In BriefStartup biotech company Rubius Therapeutics wants to use red blood cells to replace missing enzymes and ultimately treat rare diseases and conditions like cancer. So far, the company has raised $220 million to fund their developments.
Much like doctors are using modified T-cells from patients’ immune systems to fight cancer, biotech startup Rubius Therapeutics is aiming to develop targeted disease therapy using red blood cells. Business Insider reports that Rubius’ CEO, Torben Straight Nissen, believes their treatment is “basically superblood,” since their treatments are made using red blood cells rather than chemicals or synthetic materials.
Rubius plans to equip red blood cells with a therapeutic protein that can be tailored to treat a particular condition. Afterwards, they’re infused into the body to begin treating the patient’s condition.
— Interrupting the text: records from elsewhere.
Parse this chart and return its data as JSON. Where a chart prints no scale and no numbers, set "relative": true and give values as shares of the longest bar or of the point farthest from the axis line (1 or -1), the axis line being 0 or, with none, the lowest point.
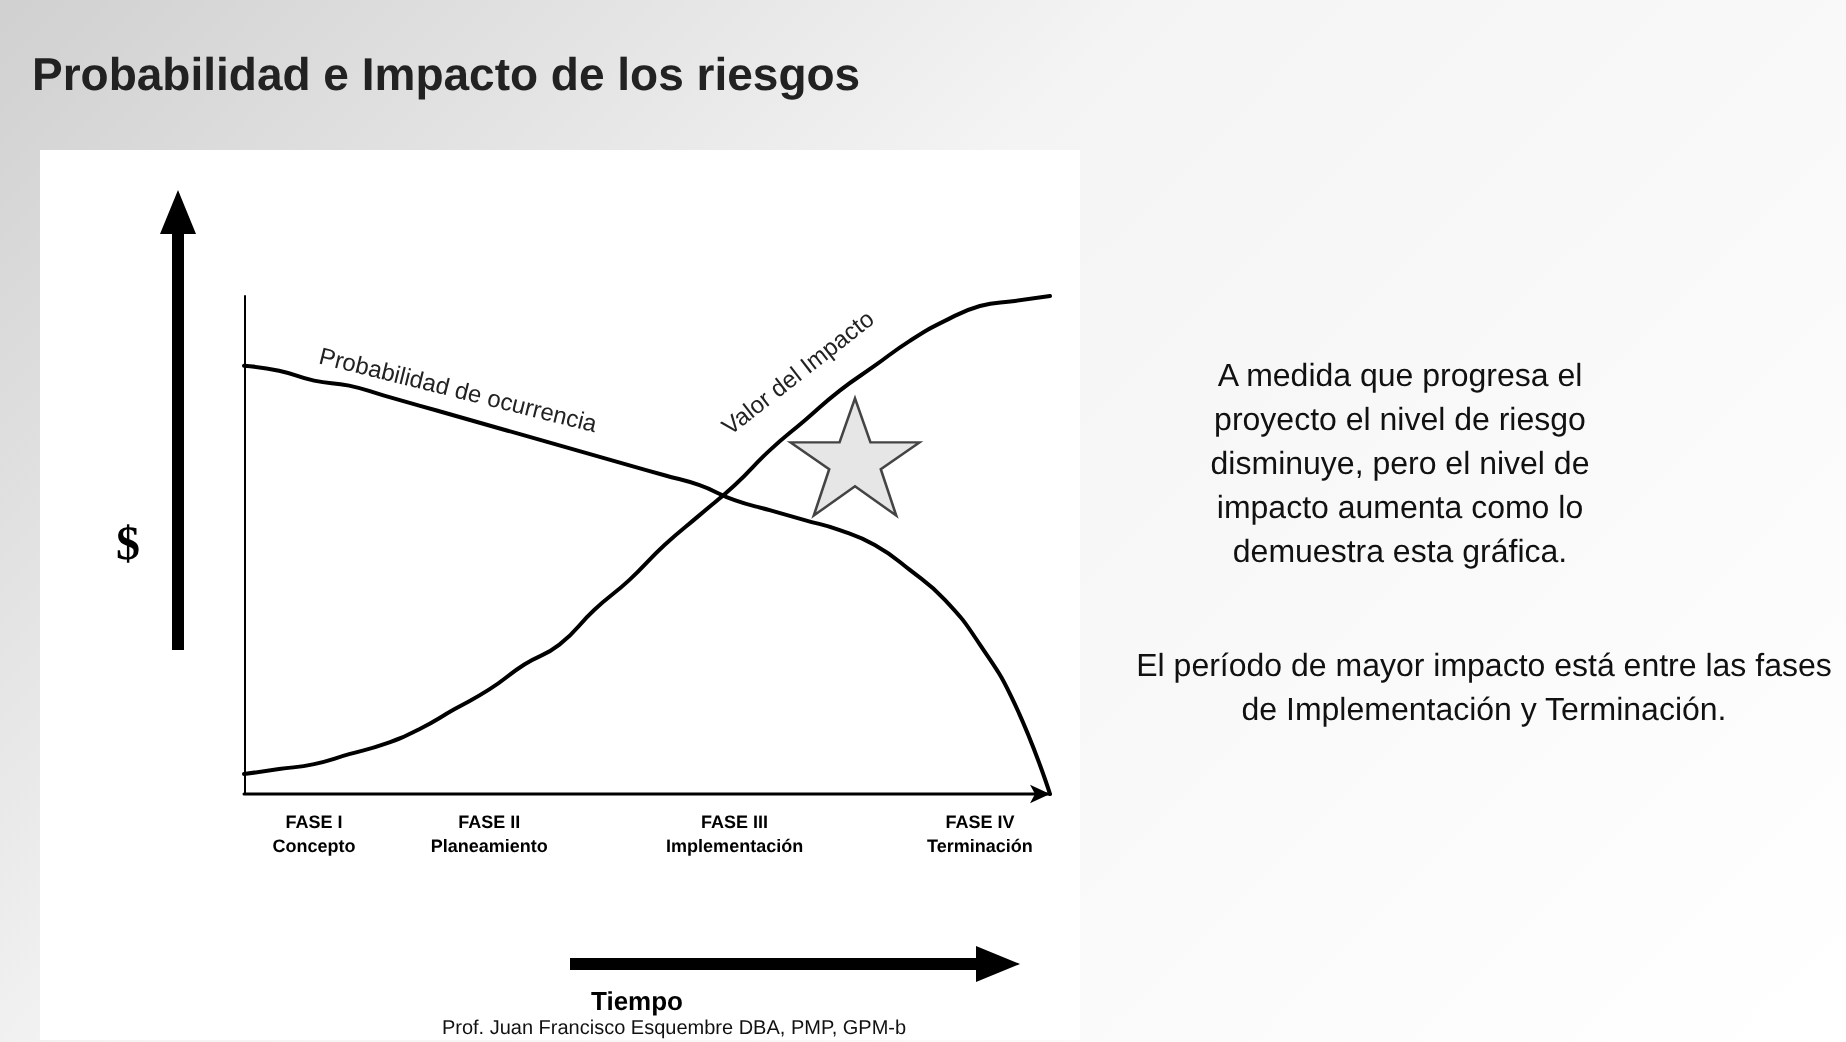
{
  "chart_data": {
    "type": "line",
    "title": "Probabilidad e Impacto de los riesgos",
    "xlabel": "Tiempo",
    "ylabel": "$",
    "relative": true,
    "legend": false,
    "grid": false,
    "marker": "none",
    "line_style": "solid",
    "categories": [
      null,
      null,
      "FASE I\nConcepto",
      null,
      null,
      null,
      null,
      "FASE II\nPlaneamiento",
      null,
      null,
      null,
      null,
      null,
      null,
      "FASE III\nImplementación",
      null,
      null,
      null,
      null,
      null,
      null,
      "FASE IV\nTerminación",
      null,
      null
    ],
    "series": [
      {
        "name": "Probabilidad de ocurrencia",
        "color": "#000000",
        "values": [
          0.86,
          0.85,
          0.83,
          0.82,
          0.8,
          0.78,
          0.76,
          0.74,
          0.72,
          0.7,
          0.68,
          0.66,
          0.64,
          0.62,
          0.59,
          0.57,
          0.55,
          0.53,
          0.5,
          0.45,
          0.39,
          0.3,
          0.18,
          0
        ]
      },
      {
        "name": "Valor del Impacto",
        "color": "#000000",
        "values": [
          0.04,
          0.05,
          0.06,
          0.08,
          0.1,
          0.13,
          0.17,
          0.21,
          0.26,
          0.3,
          0.37,
          0.43,
          0.5,
          0.56,
          0.62,
          0.69,
          0.75,
          0.81,
          0.86,
          0.91,
          0.95,
          0.98,
          0.99,
          1.0
        ]
      }
    ],
    "annotations": [
      "A medida que progresa el proyecto el nivel de riesgo disminuye, pero el nivel de impacto aumenta como lo demuestra esta gráfica.",
      "El período de mayor impacto está entre las fases de Implementación y Terminación.",
      "Prof. Juan Francisco Esquembre DBA, PMP, GPM-b"
    ]
  }
}
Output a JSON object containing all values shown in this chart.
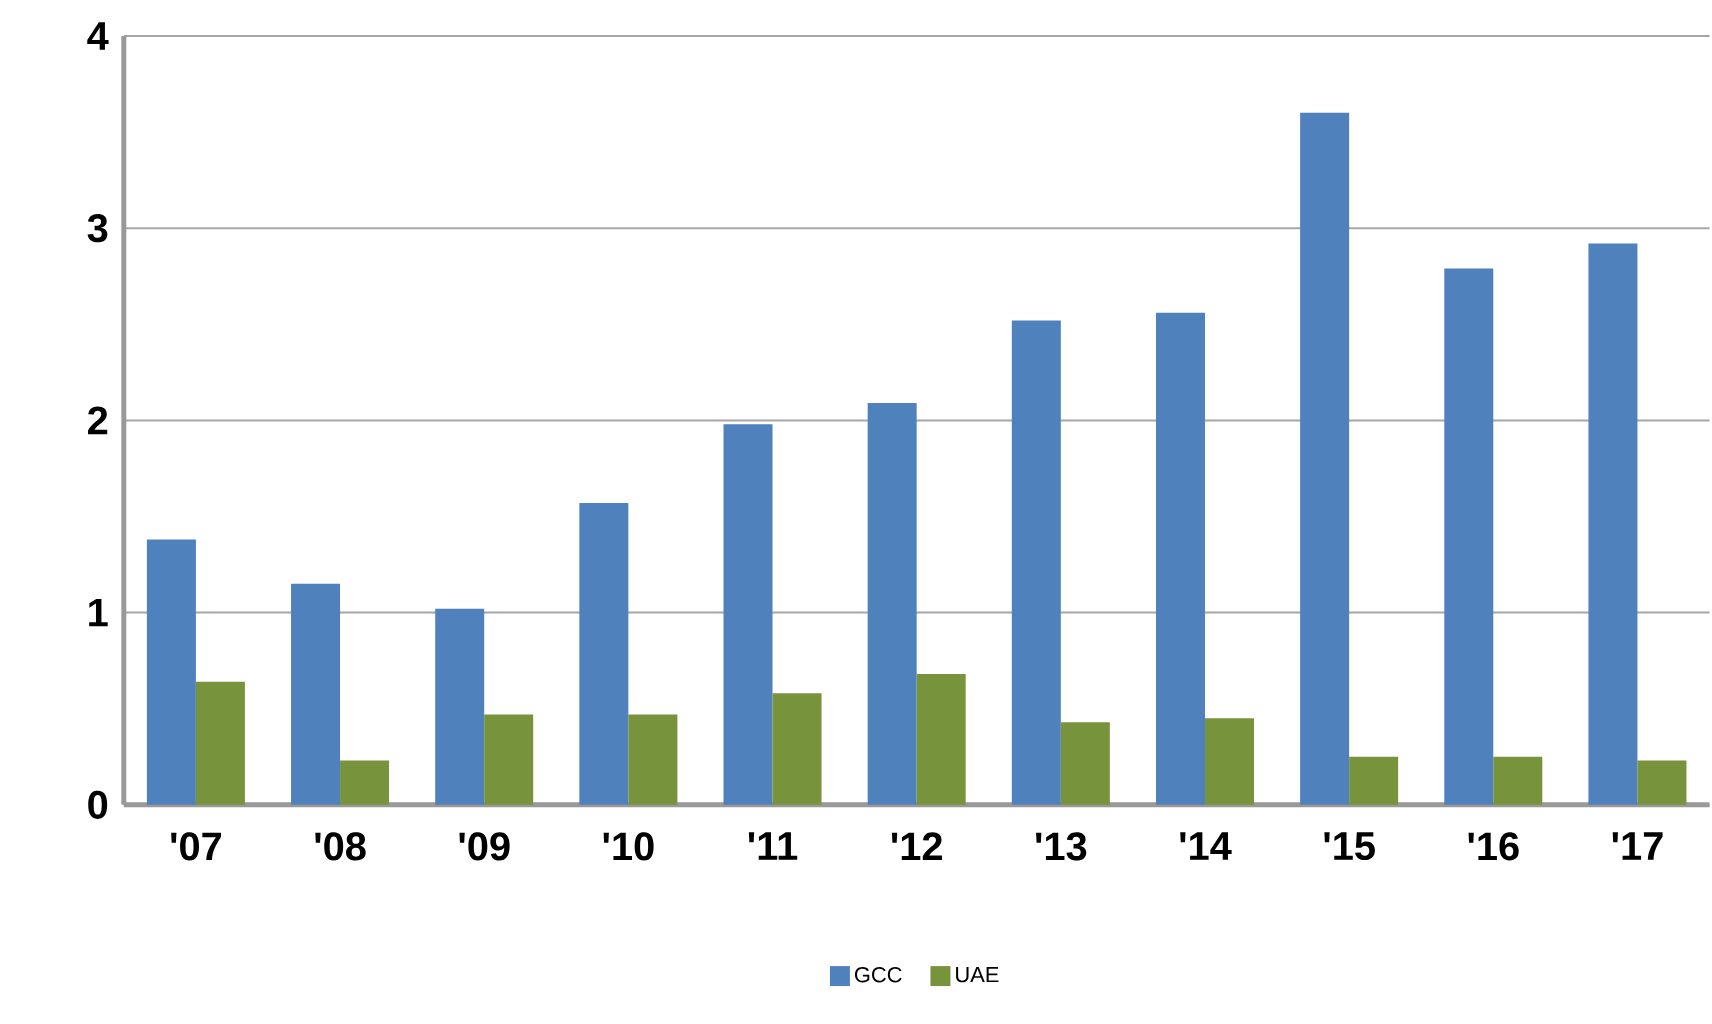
{
  "chart_data": {
    "type": "bar",
    "categories": [
      "'07",
      "'08",
      "'09",
      "'10",
      "'11",
      "'12",
      "'13",
      "'14",
      "'15",
      "'16",
      "'17"
    ],
    "series": [
      {
        "name": "GCC",
        "color": "#4f81bd",
        "values": [
          1.38,
          1.15,
          1.02,
          1.57,
          1.98,
          2.09,
          2.52,
          2.56,
          3.6,
          2.79,
          2.92
        ]
      },
      {
        "name": "UAE",
        "color": "#77933c",
        "values": [
          0.64,
          0.23,
          0.47,
          0.47,
          0.58,
          0.68,
          0.43,
          0.45,
          0.25,
          0.25,
          0.23
        ]
      }
    ],
    "ylim": [
      0,
      4
    ],
    "yticks": [
      0,
      1,
      2,
      3,
      4
    ],
    "grid": "y",
    "legend": "bottom"
  }
}
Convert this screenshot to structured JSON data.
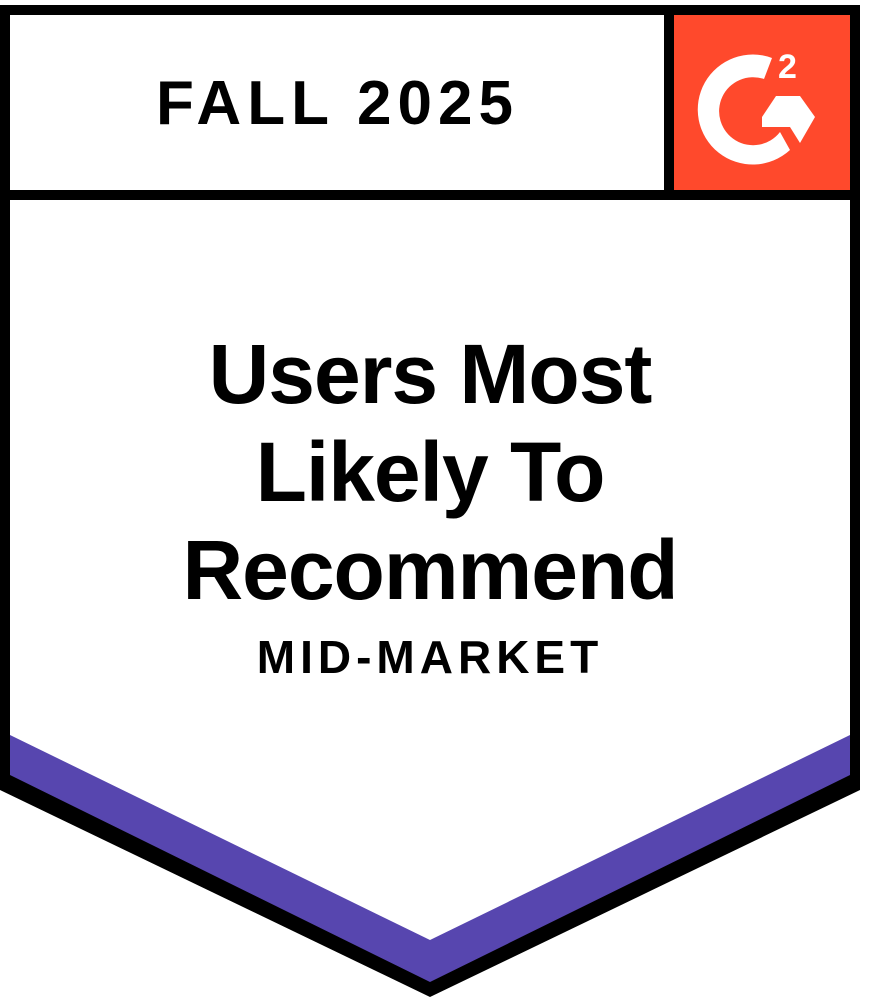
{
  "badge": {
    "season": "FALL 2025",
    "title_lines": [
      "Users Most",
      "Likely To",
      "Recommend"
    ],
    "segment": "MID-MARKET",
    "logo": "g2-logo",
    "colors": {
      "logo_bg": "#FF492C",
      "band": "#5746AF",
      "border": "#000000"
    }
  }
}
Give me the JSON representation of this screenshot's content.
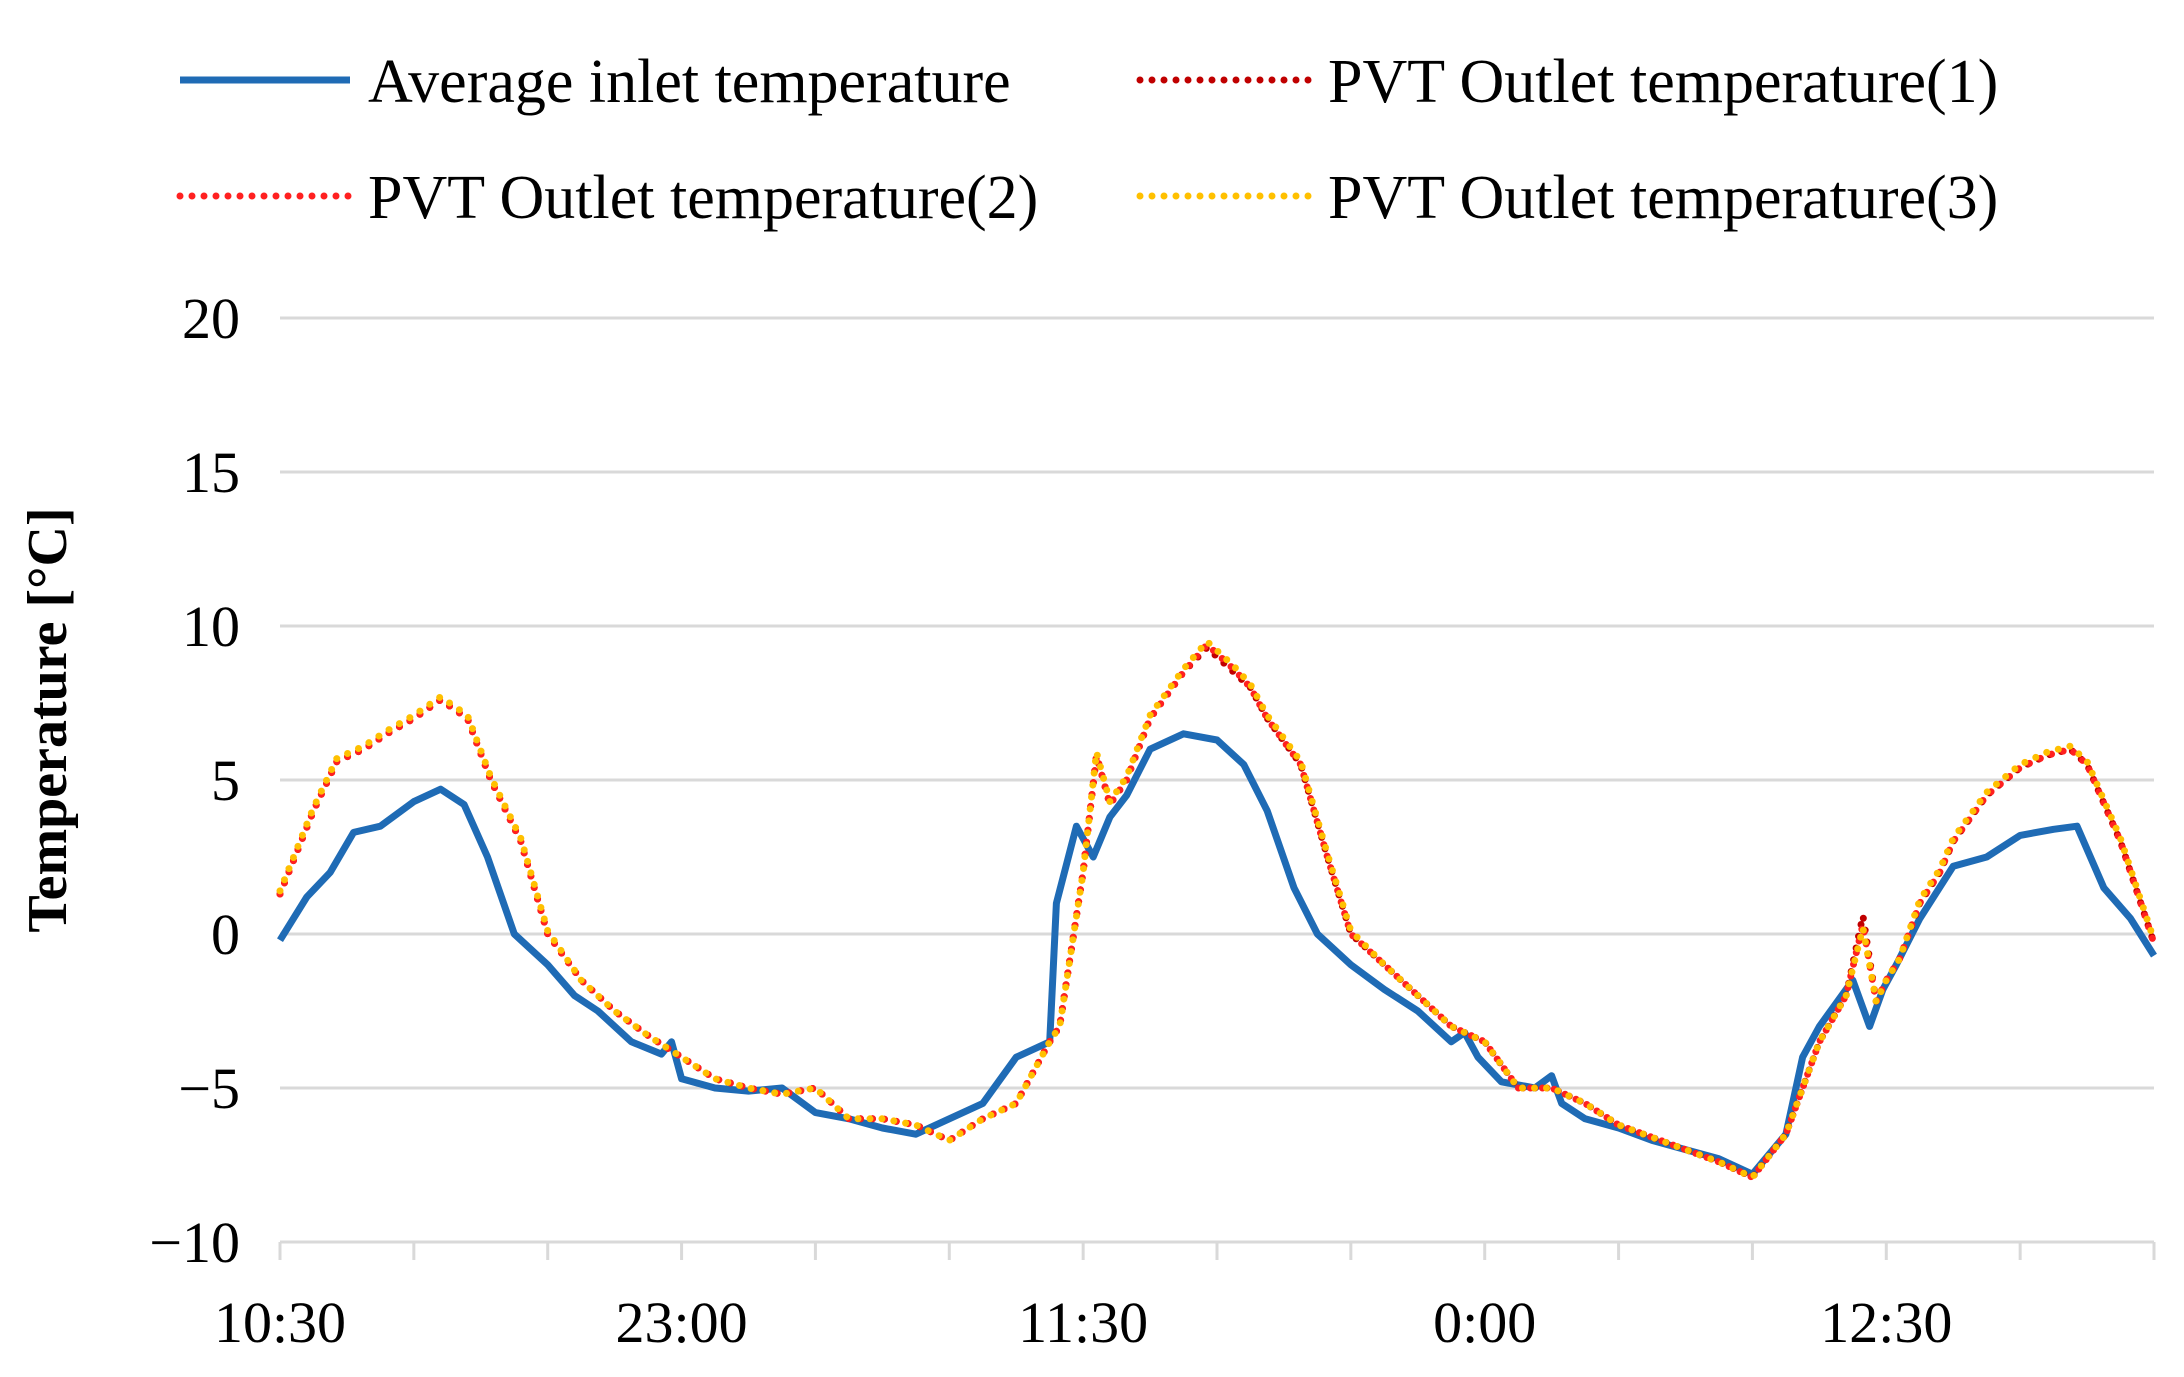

Ultimately, this superblood will only account for less than 1 percent of the total amount of blood in a patient’s body.
Initially, the company wants to develop superblood therapies that replace missing enzymes in patients suffering from rare diseases, as well as treat cancer and autoimmune disorders like lupus and type 1 diabetes. Unlike T-cell therapy, however, red blood cell therapies don’t need to be as personalized. On their site, Rubius claims they’d only need one universal donor (someone with an O negative blood type) to “generate enough therapeutic doses to treat hundreds to thousands of different patients.”
“The addition of this funding further strengthens our foundation and enables us to accelerate the development of our first wave of Red-Cell Therapeutics (RCT) products that are targeting treatment of enzyme deficiencies, cancer and autoimmune disease,” said Nissen in a press statement. “We have assembled an extremely talented team of investors, leadership and advisers, which all share the long-term vision of bringing novel cellular therapies to patients.”
It may be some time before Rubius’ treatments are widely available; after all, they’re currently not much more than a concept. First, these treatments have to be developed, then put through a series of clinical trials to determine their effectiveness. If everything goes well, the superblood could eventually be approved by the U.S. Food and Drug Administration, just as T-cell therapy was last year.